What is Droopy Eyelid?

Drooping eyelid (palpebral ptosis) is a descent of the upper eyelid that causes it to cover the eye more than normal. The patient has difficulty opening the eyes normally, which often causes fatigue at the end of the day and can make vision difficult depending on the degree of ptosis.

Droopy Eyelid Drawing
Ptosis: Schematic representation of a normal eyelid and a drooping eyelid, in which the distance between the eyelid and the pupil is reduced.

In palpebral ptosis, the adult patient has two main consequences. On the one hand the aesthetic alteration that it produces, and on the other hand the loss of superior visual field (visor effect). When ptosis is bilateral (from both eyes) and appears slowly it can go unnoticed by the patient for a long time, but when it is unilateral it is very noticeable however slight.

In children’s age, a drooping eyelid can result in a lazy eye (amblyopia), since the eye does not receive enough visual stimulation to develop vision normally.

Causes of Palpebral Ptosis (droopy eyelid)

Example of a droopy eyelid
Ptosis 2: In a real patient, before and after a correction of her droopy eyelid without blepharoplasty, as this patient presents only a descent of the eyelid without excess skin.

In adults it usually appears progressively and the most frequent cause is the progressive stretching of the eyelid lift muscle that occurs with age. The eyelid loses its anchorage with the muscle and the muscle is unable to raise it to an adequate height.

Congenital (from birth) ptosis is usually due to an alteration in the embryonic development of the levator muscle. That is, the muscle fibers have not developed normally and are replaced by fibrous tissue. The degree of muscle involvement in these cases varies greatly.

There are other less frequent causes of droopy eyelids: allergic reactions, muscle diseases, neurological diseases and trauma.

In those rare cases in which a palpebral ptosis appears rapidly in days or a few weeks without a history of trauma, we must perform cranial imaging tests such as an MRI to rule out serious pathologies such as aneurysms or intracranial tumors.

Treatment of Palpebral Ptosis

The treatment of palpebral ptosis is surgical, and there are different techniques according to the type of patient. In any case, eyelid surgery is always performed on an outpatient basis with local anesthesia and sedation in adults.

There are different surgical techniques to treat palperal ptosis and we can divide them according to the approach:

  • Anterior route(by skin): It consists of reinforcing the main elevator muscle through an incision in the natural fold of the eyelid, so the incision will be imperceptible. This is the same incision made for a blepharoplasty and can be done together.
  • Transconjunctival pathway (Putterman technique): Consists of strengthening the lift muscle by transconjunctival pathway. That is, no skin incision is made so there is no scar.
  • Frontal Suspension: In some cases of muscle disease or congenital ptosis the eyelid lift muscle is degenerated and the above techniques do not work. The front suspension is the technique of choice in these cases. It consists of connecting the eyelid to the frontal muscle, so that the patient can open his eyes by raising the eyebrows by the action of the frontal muscle.
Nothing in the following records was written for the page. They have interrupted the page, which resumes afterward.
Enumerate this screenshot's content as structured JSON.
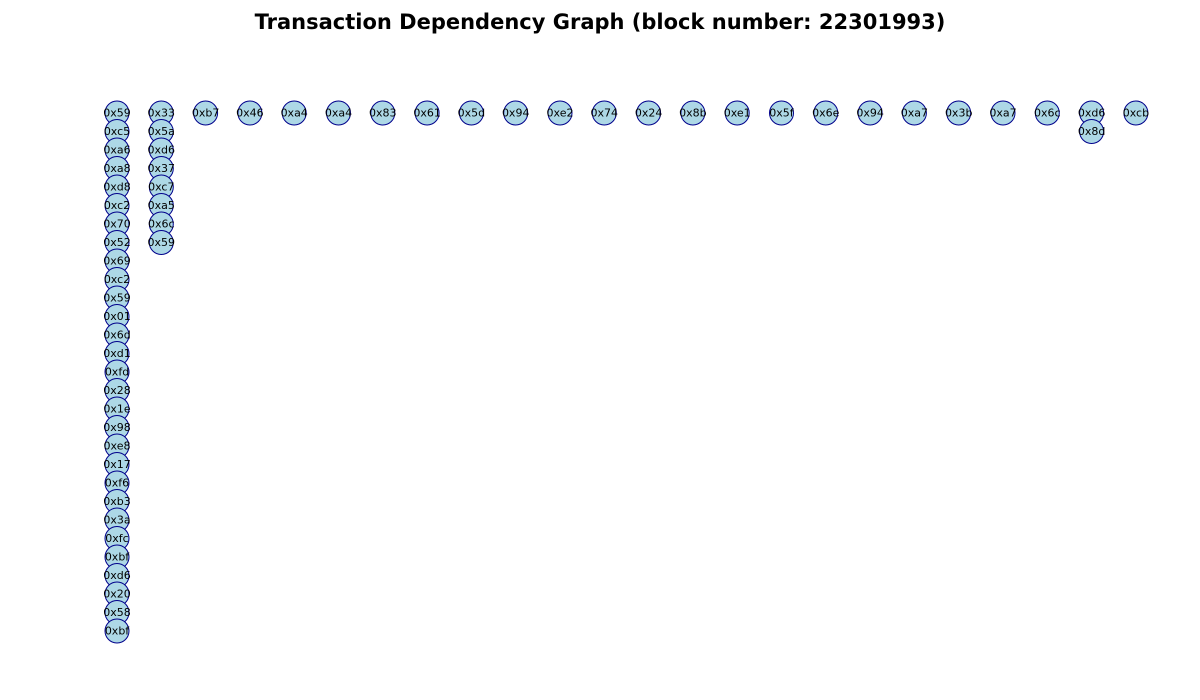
{
  "title": "Transaction Dependency Graph (block number: 22301993)",
  "colors": {
    "node_fill": "#add8e6",
    "node_edge": "#00008b",
    "background": "#ffffff"
  },
  "columns": [
    [
      "0x59",
      "0xc5",
      "0xa6",
      "0xa8",
      "0xd8",
      "0xc2",
      "0x70",
      "0x52",
      "0x69",
      "0xc2",
      "0x59",
      "0x01",
      "0x6d",
      "0xd1",
      "0xfd",
      "0x28",
      "0x1e",
      "0x98",
      "0xe8",
      "0x17",
      "0xf6",
      "0xb3",
      "0x3a",
      "0xfc",
      "0xbf",
      "0xd6",
      "0x20",
      "0x58",
      "0xbf"
    ],
    [
      "0x33",
      "0x5a",
      "0xd6",
      "0x37",
      "0xc7",
      "0xa5",
      "0x6c",
      "0x59"
    ],
    [
      "0xb7"
    ],
    [
      "0x46"
    ],
    [
      "0xa4"
    ],
    [
      "0xa4"
    ],
    [
      "0x83"
    ],
    [
      "0x61"
    ],
    [
      "0x5d"
    ],
    [
      "0x94"
    ],
    [
      "0xe2"
    ],
    [
      "0x74"
    ],
    [
      "0x24"
    ],
    [
      "0x8b"
    ],
    [
      "0xe1"
    ],
    [
      "0x5f"
    ],
    [
      "0x6e"
    ],
    [
      "0x94"
    ],
    [
      "0xa7"
    ],
    [
      "0x3b"
    ],
    [
      "0xa7"
    ],
    [
      "0x6c"
    ],
    [
      "0xd6",
      "0x8d"
    ],
    [
      "0xcb"
    ]
  ]
}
In order to determine which technique is the most suitable for each patient, a thorough examination must be carried out in consultation.
In childs, treatment is usually delayed if the ptosis is mild and there is no risk of lazy eye (amblyopia). If ptosis is more pronounced and there is a risk of amblyopia, surgery should be performed soon. In children the intervention is performed under general anesthesia.

The post-operative period is very similar to that of an upper blepharoplasty. The patient usually leaves with his eyes uncovered and the only thing that can be expected during the following days is swelling and small bruises, which disappear between 5 and 14 days depending on the patient. It is important to apply cold the first few days to shorten the process. We also recommend eye lubrication with lubricating eye drops and the application of an ointment on the stitches, which are removed every week.

In cases of transconjunctival surgery, recovery is even faster. Hematomas, if they appear, are minimal, and in 10 days recovery is practically complete.

Some patients have little fat and are not good candidates for this technique, and others are have very pronounced pockets and need fat removal. The individual examination determines which technique is best in each case.